7. Suspect raiding or erroneous entries: response plan
Have a plan ready:
- Record the facts: order an information extract from the DRRP, take screenshots of monitoring events, prepare written notes.
- Owner’s prohibition on registration actions block further steps.
- File a complaint with the Ministry of Justice against unlawful registration actions request cancellation of the registrar’s decision; the anti-raiding board can review.
- File a lawsuit in parallel, requesting interim measures (a ban on registration actions) to secure the claim.
- Report to the police if you see signs of a crime (forgery, fraud, interference with registries).
8. Typical schemes and how to shut them down early
- Forgery/abuse of a power of attorney: mitigate with single-use PoAs, short terms, prompt revocation, and monitoring of the asset.
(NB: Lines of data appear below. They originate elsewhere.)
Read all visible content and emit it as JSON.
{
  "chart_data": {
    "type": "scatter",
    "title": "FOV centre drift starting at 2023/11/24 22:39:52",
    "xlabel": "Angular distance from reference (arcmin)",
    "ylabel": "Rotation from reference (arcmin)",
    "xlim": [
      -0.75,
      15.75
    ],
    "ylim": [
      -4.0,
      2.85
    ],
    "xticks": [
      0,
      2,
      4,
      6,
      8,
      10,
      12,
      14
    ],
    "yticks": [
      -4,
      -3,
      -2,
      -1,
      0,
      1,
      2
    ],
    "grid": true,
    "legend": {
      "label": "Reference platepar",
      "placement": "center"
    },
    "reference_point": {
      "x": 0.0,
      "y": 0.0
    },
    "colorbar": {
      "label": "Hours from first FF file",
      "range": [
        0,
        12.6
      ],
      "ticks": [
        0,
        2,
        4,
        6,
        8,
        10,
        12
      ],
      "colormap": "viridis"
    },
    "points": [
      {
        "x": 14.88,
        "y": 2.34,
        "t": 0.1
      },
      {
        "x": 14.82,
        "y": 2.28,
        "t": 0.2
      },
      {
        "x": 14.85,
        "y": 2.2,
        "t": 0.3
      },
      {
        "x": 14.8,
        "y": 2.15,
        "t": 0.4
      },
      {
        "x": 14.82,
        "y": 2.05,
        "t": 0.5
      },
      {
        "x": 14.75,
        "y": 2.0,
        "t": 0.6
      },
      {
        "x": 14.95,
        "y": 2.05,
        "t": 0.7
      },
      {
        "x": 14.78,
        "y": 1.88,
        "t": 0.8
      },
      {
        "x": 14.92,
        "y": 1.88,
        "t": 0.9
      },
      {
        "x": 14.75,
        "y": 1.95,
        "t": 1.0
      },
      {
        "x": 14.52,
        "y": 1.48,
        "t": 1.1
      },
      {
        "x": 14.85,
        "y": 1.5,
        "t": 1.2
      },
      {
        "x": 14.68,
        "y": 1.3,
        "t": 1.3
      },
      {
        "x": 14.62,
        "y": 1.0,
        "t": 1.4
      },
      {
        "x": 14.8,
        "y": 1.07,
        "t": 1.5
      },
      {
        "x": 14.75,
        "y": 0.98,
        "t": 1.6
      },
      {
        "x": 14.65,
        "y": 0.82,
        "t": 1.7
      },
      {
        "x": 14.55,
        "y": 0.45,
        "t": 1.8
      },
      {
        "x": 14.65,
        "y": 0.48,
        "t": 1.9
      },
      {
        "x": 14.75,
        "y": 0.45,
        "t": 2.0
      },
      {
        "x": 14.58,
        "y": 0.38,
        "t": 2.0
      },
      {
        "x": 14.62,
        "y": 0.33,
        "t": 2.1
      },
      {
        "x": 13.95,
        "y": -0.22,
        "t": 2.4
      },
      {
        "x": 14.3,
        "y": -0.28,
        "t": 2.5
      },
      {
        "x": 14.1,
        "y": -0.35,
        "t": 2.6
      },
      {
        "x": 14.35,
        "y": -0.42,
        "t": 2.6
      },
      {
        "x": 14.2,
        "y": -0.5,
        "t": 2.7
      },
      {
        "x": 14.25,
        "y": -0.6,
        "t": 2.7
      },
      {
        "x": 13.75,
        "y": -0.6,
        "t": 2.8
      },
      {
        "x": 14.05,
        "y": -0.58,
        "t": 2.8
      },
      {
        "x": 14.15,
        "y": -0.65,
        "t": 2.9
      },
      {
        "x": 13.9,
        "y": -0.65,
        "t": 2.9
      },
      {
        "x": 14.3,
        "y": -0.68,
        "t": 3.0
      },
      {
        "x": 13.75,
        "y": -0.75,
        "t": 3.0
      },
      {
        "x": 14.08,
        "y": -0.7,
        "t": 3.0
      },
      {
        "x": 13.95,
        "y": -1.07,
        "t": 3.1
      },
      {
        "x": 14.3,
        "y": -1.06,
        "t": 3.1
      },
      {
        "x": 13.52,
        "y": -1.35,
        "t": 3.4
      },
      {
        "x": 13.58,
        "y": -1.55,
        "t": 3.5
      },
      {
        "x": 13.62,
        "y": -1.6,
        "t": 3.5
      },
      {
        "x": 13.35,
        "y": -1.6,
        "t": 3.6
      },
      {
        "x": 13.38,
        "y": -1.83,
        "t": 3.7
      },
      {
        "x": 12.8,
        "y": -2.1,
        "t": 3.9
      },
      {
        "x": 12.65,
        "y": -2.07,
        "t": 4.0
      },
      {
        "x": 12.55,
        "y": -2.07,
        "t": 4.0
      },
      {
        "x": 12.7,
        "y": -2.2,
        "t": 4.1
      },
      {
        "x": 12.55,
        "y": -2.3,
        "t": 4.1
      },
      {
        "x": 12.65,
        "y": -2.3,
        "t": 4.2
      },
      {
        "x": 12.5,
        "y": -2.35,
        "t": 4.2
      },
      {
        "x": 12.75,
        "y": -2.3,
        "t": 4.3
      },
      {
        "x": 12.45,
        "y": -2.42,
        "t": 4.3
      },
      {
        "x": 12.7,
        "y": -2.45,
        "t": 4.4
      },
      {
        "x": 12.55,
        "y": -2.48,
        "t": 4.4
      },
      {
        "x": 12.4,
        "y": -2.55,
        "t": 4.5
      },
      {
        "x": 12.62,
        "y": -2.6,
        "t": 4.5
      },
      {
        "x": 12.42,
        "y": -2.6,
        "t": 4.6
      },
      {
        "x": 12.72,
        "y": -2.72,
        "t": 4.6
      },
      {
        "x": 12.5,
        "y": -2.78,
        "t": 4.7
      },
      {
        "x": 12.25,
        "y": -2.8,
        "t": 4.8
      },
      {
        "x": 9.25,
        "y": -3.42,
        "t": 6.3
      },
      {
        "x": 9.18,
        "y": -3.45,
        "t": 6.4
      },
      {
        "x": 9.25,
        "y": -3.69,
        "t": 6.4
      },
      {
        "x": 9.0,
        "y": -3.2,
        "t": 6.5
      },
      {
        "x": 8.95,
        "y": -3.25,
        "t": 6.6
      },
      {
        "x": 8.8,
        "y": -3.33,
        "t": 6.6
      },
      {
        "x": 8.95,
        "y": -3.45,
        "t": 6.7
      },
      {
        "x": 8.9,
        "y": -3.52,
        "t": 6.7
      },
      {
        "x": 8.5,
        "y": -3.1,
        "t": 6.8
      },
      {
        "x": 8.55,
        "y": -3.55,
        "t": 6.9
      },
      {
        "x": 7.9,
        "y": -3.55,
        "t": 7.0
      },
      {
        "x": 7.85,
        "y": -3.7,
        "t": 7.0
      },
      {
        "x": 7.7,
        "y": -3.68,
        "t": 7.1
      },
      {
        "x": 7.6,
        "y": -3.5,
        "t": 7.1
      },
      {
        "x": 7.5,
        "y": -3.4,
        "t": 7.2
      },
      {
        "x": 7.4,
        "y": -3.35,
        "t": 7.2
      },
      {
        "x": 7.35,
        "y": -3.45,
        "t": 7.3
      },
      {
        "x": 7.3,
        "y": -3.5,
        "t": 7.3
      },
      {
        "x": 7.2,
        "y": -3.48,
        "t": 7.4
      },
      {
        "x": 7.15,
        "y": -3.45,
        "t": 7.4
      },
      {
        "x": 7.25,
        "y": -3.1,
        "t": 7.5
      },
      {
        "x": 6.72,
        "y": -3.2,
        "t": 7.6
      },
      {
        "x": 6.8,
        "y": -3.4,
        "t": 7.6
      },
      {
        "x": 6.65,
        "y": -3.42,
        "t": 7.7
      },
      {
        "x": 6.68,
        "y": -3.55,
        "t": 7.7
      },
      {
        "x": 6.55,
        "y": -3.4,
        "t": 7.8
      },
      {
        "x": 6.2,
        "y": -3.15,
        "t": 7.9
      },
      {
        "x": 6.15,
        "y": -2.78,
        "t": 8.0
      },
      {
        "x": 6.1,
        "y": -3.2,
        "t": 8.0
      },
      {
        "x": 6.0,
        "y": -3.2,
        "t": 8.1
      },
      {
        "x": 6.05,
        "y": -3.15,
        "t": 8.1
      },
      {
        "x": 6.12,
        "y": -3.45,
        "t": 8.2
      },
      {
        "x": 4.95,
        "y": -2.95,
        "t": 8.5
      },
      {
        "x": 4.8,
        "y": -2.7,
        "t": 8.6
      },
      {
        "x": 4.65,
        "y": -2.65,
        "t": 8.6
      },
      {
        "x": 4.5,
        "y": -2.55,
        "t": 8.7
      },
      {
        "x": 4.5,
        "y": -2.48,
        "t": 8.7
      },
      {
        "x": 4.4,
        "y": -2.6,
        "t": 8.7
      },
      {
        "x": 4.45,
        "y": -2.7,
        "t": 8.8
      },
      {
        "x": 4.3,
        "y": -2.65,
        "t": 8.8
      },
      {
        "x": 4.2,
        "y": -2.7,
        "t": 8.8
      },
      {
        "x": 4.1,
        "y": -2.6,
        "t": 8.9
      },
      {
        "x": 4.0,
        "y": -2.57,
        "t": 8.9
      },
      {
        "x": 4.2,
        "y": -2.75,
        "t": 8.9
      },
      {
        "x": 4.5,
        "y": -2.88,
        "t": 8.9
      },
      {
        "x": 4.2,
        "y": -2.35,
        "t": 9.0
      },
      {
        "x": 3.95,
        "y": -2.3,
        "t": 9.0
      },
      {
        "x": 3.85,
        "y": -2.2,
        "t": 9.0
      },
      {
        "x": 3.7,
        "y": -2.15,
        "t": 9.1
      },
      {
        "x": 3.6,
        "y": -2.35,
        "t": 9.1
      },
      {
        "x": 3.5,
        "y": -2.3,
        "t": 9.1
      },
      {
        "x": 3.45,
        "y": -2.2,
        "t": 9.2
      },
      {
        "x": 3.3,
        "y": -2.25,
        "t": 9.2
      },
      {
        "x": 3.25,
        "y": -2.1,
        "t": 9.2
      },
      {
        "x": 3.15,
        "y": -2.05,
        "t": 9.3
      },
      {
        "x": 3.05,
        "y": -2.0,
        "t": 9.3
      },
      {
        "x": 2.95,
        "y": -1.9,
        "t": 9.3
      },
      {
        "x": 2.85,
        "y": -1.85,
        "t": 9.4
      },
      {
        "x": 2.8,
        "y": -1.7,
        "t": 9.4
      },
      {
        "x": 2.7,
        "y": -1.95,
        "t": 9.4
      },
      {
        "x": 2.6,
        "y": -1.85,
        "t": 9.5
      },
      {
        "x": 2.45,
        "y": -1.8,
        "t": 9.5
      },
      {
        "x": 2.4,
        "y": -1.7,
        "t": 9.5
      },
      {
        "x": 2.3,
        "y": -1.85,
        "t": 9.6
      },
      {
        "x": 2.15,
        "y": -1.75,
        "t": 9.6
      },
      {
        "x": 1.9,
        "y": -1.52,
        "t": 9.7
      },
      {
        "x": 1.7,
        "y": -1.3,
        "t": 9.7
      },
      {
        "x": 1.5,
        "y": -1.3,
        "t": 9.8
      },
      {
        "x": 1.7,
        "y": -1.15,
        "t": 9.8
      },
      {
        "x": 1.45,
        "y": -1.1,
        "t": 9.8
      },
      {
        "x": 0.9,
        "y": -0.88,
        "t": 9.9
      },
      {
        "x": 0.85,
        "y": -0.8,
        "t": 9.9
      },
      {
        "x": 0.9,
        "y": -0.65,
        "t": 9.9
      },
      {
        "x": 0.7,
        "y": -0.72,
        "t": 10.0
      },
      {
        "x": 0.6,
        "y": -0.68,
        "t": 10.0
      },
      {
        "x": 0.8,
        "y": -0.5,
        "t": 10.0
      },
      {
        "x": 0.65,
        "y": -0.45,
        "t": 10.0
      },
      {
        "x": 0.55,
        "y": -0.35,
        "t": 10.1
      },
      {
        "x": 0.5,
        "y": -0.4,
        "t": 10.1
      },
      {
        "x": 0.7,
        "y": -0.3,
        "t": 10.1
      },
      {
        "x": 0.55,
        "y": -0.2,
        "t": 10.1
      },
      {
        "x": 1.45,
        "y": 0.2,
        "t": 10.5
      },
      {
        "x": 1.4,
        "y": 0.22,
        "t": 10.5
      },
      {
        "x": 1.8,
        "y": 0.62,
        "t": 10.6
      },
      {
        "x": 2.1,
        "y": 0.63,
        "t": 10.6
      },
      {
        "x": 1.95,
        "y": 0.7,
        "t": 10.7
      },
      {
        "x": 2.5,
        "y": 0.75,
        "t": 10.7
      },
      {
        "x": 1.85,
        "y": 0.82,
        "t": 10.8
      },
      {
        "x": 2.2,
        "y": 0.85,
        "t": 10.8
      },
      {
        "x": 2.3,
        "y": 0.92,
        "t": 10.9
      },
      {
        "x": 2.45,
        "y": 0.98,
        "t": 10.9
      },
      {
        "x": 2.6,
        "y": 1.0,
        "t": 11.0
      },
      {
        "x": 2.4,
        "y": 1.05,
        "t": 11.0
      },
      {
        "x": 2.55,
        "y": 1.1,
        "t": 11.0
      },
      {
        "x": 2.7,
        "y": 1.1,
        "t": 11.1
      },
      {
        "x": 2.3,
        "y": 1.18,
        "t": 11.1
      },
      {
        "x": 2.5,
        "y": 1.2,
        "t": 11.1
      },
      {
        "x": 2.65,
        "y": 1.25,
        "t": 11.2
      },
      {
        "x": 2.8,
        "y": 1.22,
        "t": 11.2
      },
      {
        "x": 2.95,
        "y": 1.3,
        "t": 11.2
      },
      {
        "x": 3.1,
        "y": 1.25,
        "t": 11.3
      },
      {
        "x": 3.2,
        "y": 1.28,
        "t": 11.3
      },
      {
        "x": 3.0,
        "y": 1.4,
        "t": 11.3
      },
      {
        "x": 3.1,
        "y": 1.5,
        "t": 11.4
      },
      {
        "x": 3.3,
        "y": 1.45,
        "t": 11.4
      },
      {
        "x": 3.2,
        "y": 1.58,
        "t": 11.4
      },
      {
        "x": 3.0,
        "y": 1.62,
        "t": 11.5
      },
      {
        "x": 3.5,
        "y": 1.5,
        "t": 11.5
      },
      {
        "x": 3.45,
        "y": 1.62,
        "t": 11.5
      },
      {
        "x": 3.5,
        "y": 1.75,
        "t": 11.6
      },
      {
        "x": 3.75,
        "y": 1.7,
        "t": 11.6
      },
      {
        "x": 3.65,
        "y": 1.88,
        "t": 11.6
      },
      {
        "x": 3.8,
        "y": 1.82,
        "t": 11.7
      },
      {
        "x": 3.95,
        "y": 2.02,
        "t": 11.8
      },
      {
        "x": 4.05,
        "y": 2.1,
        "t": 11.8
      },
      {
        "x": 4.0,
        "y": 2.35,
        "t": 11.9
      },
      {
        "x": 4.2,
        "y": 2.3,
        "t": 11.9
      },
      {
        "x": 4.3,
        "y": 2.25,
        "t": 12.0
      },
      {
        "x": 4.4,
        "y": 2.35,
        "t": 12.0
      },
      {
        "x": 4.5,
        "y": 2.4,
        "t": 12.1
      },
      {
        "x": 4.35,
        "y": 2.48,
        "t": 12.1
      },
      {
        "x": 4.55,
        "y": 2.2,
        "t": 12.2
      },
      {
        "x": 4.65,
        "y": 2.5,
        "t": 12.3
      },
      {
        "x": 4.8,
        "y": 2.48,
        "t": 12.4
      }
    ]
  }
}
- Double lease or “sublease without the owner’s knowledge”: insert a sublease ban, check the DRRP before signing, and enable alerts.
- Deals on “copies” and drafts: never hand over originals; sign only the final version of the agreement with all requisites.
- Cadastral “overlays”: prevention via a current survey, boundary clarification, and timely DZK updates.
9. Owner’s quick checklist
- Update an extract from the DRRP and verify encumbrances.
- File an owner’s prohibition on registration actions and enable change monitoring.
- Check cadastral data and clarify boundaries if needed.
- Work only via a vetted notary and issue single-use powers of attorney.
- For leases, observe minimum terms of 7/10 years, include a sublease ban, and require cashless payments.
- Apply and enforce the rule: “lease right arises at the moment of state registration.”
Land is an asset protected by procedures. Your best allies are the registers (DRRP and DZK), contract discipline, monitoring, and timely legal action. Do the minimum now: block registration actions without your participation, enable alerts, and review contracts and boundaries. This is not “excessive formalism,” but the standard of care that separates secure ownership from unnecessary risk.
Glossary
- DRRP – State Register of Proprietary Rights to Real Estate: records ownership and encumbrances (prohibitions, mortgage, lease, servitude, superficies, emphyteusis).
- DZK – State Land Cadastre: stores the cadastral number, boundaries, area, and land use designation.
- Encumbrance – any restriction on disposal: seizure, mortgage, lease, etc.
- Servitude – a right of limited use of another’s plot (e.g., passage/access).
- Superficies – a right to build on another’s land.
- Emphyteusis – a long-term right to use another’s agricultural land for cultivation.
- Sublease – a lessee’s transfer of use to a third party under a separate agreement.